Indeed, if society legalizes euthanasia, all euthanasia should be kept out of medicine. Specially trained technicians could provide it.
Robert notes that the Quebec law was “a major opening” to euthanasia and expresses surprise at how quickly public opinion seems to have judged the opening insufficient, when testing the law is still in the “apprenticeship phase and the application and consequences of its provisions are not fully assimilated.”
In short, euthanasia has become normalized with astonishing rapidity and that has caused calls for access to it to be expanded, indeed, calls to have no restrictions at all on access.
Robert concludes: “Let us take the time to reflect deeply before going any further. There is no urgency to die.” I totally agree but, to use a common saying, “it’s too late to lock the barn door after the horse has bolted.”

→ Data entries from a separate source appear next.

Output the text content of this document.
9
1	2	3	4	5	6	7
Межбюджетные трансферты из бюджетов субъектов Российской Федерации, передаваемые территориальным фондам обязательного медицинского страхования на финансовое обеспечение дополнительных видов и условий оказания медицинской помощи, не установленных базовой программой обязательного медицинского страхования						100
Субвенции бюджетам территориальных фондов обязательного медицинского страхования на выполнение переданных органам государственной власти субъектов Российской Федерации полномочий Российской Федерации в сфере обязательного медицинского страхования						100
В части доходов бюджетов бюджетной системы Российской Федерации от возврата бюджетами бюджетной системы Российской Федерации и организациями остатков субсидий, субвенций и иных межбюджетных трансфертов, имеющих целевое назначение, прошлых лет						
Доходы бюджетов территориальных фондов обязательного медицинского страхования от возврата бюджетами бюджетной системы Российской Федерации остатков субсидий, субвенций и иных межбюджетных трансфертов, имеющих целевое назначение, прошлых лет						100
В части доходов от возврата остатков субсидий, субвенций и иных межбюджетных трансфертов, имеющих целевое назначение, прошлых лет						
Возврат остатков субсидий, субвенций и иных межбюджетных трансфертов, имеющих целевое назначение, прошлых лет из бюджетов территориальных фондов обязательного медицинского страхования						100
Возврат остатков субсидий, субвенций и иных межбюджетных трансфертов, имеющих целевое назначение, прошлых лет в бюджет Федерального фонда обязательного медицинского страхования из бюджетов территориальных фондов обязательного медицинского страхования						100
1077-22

As for me, after being heavily involved in the euthanasia debate over many years in Quebec, to use another common saying, “you could have knocked me down with a feather” when I read what Robert wrote. That said, I applaud his honesty and integrity.
Why did so many doctors (and likewise lawyers) of goodwill and professional integrity, such as Dr Robert so adamantly disagree that such expansion would occur – although none of us expected a proposed expansion to this degree?
I believe it was a total failure of individual and collective memory and imagination, including professional memory and imagination, resulting in “intense individualism” and “intense presentism” governing the decision making and leading it astray. Let’s avoid that in Australia.
Margaret Somerville is Professor of Bioethics in the School of Medicine at the University of Notre Dame Australia.